In February 2024, during a family holiday in Venice, media personality Liz Fraser reached a breaking point after discovering a post on the gossip forum Tattle Life had tracked her and her young daughter’s whereabouts. Fraser, who has maintained a public profile for nearly three decades as a television presenter, author, and columnist, described the incident as emblematic of years of persistent and obsessive online harassment.

Fraser’s experience illustrates the evolving nature of public scrutiny in the era of social media. Whereas earlier forms of criticism were relatively limited to letters or occasional negative remarks beneath articles, platforms such as Tattle Life and Mumsnet have amplified vitriol, often disseminated anonymously. Fraser reports that these sites have hosted extensive defamatory content about her, accusing her of a range of false and damaging allegations, including fraud, child abuse, and personal misconduct.

Notably, Fraser highlights that the primary source of the trolling she has endured is not typical male internet trolls but rather a cohort of predominantly middle-class, educated women in their forties and fifties. These individuals, many with seemingly ordinary lives and backgrounds including careers in healthcare, journalism, and business, have targeted Fraser with vitriolic and persistent attacks. She notes that these trolls often conceal behind pseudonyms yet are able to identify and comment directly on her whereabouts and activities.
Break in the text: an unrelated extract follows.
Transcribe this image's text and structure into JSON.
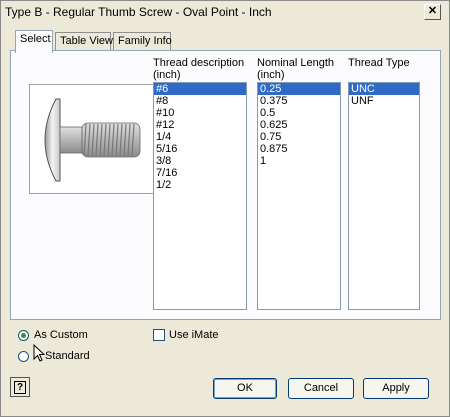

Fraser’s account reveals the wider personal consequences of such harassment. She details how fake social media profiles were created using her image, and anonymous letters were sent to institutions connected to her family life, including her daughter’s school and organizations she represents. The constant monitoring and public commentary affected her daily routine, social interactions, and professional endeavors. Fraser ceased running her writing courses, closed a small publishing business, and withdrew from public events out of fear of harassment and reputational damage.

Despite some intervention—such as Mumsnet removing several abusive threads—the harassment showed no sign of abating. In 2025, Fraser chose to confront the issue publicly by writing a book exploring why women sometimes inflict harm on each other, drawing from her own experience of this form of gendered abuse. Returning to the online forums revealed that the same online antagonists remained active, perpetuating familiar patterns of slander and baseless allegations.

Currently, Fraser is collaborating with a team to identify these anonymous harassers and understand their motivations. Her experience sheds light on the complex and often hidden dynamics of online trolling within female communities, challenging common assumptions about the nature of digital abuse and its perpetrators.